Langhoff: One mistake people make when sending a résumé to a recruiter is to copy the entire firm. That does not endear you to a recruiter. Send it to the right person. Because I have a consumer background [as a former CFO of Pepsi Bottling], a lot of sales and marketing folks send me e-mails. But I’m never going to cover those people, so it’s a wasted effort. Also, be helpful when recruiters call and ask if you know anyone they should talk to in their search for someone with a certain background to join XYZ Company. If you help us, we’re going to remember that.
: If you don’t know a recruiter, find an intermediary who will provide an introduction for you. It works every time. If I get a call from someone I know and respect who referred somebody to me, I will always return the call.
A good exercise is to tell a recruiter the five things you’re good at, the five things you like to do, and five places where you’d like to live. That helps a recruiter think about you in the appropriate fashion.
Are there any geographical job-search guidelines?

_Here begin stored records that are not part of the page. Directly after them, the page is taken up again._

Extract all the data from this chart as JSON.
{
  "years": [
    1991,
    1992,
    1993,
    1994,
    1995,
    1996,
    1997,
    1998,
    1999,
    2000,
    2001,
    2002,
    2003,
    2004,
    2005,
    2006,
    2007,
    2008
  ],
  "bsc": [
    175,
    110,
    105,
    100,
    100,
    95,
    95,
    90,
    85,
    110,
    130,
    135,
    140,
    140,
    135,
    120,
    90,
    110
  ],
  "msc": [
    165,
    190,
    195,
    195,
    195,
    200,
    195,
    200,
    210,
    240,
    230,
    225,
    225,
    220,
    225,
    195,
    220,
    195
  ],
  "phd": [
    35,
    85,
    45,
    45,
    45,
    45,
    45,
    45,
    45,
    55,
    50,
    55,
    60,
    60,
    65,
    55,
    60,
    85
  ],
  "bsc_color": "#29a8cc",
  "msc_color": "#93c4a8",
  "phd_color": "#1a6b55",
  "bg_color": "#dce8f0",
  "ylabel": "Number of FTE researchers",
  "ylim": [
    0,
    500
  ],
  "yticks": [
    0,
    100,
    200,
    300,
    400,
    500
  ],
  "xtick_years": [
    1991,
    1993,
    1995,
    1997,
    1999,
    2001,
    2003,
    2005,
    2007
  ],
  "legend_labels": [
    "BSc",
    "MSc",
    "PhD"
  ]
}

Heid: We often see people who have lost their jobs and say they can’t move. In this economic environment, if that is absolutely the case, take a defined time frame, like three to six months, and really penetrate your area. If you don’t find something, you absolutely need to expand your geography. You do not want to be out of the market for more than a year. You may get a little bit of a grace period right now because the economy has been so weak, but quite honestly, I have clients who say they don’t want to see anybody who’s unemployed. I do push back and explain that there are a lot of people who are unemployed for the right reasons, like their company was bought. But if you have a job and want to make a move, stay employed.
Do you recommend to CFOs that as part of raising their profile they should talk to the press?
: I think that is a very effective way to get some visibility. It highlights what you’ve been able to accomplish.
What are the chances of moving to a larger organization?
Heid: People who have been in smaller companies tend to have worn many hats, so in many cases they are broader in their experience base. You’re not going to go from a $20 million company to a $2 billion company, but you can certainly move up the food chain.
What are the trends in pay packages?
Heid: We’ve seen base salaries continue to escalate. The biggest difference is in variable compensation, both long term and short term. It’s much more tied to performance, as opposed to just the passage of time. Certainly the long-term equity is tied to very explicit metrics, whether they be cash-flow generation, EBITDA, or whatever is important to the company. Another thing we’ve seen is that the perks that once existed are really going out of vogue. A company doesn’t want to have to file an 8-K saying they bought the CFO a country-club membership.
Langhoff: The bump-up you get from moving to a new company has begun to shrink. We have clients who feel that because of the economy, they can lowball somebody. So if someone was making $200,000, the new employer is thinking, well, he’s out of work right now, so I’ll offer $180,000 and I’m not going to budge. This also impacts what I call “wealth on the table” — if you have unvested stock options or restricted stock units, the new company may look to give that a haircut. They may think they don’t have to compensate you dollar for dollar.
: The A-players are always going to be able to demand what they’re worth. You don’t have to give up very much, if anything, if you bring what the company really wants.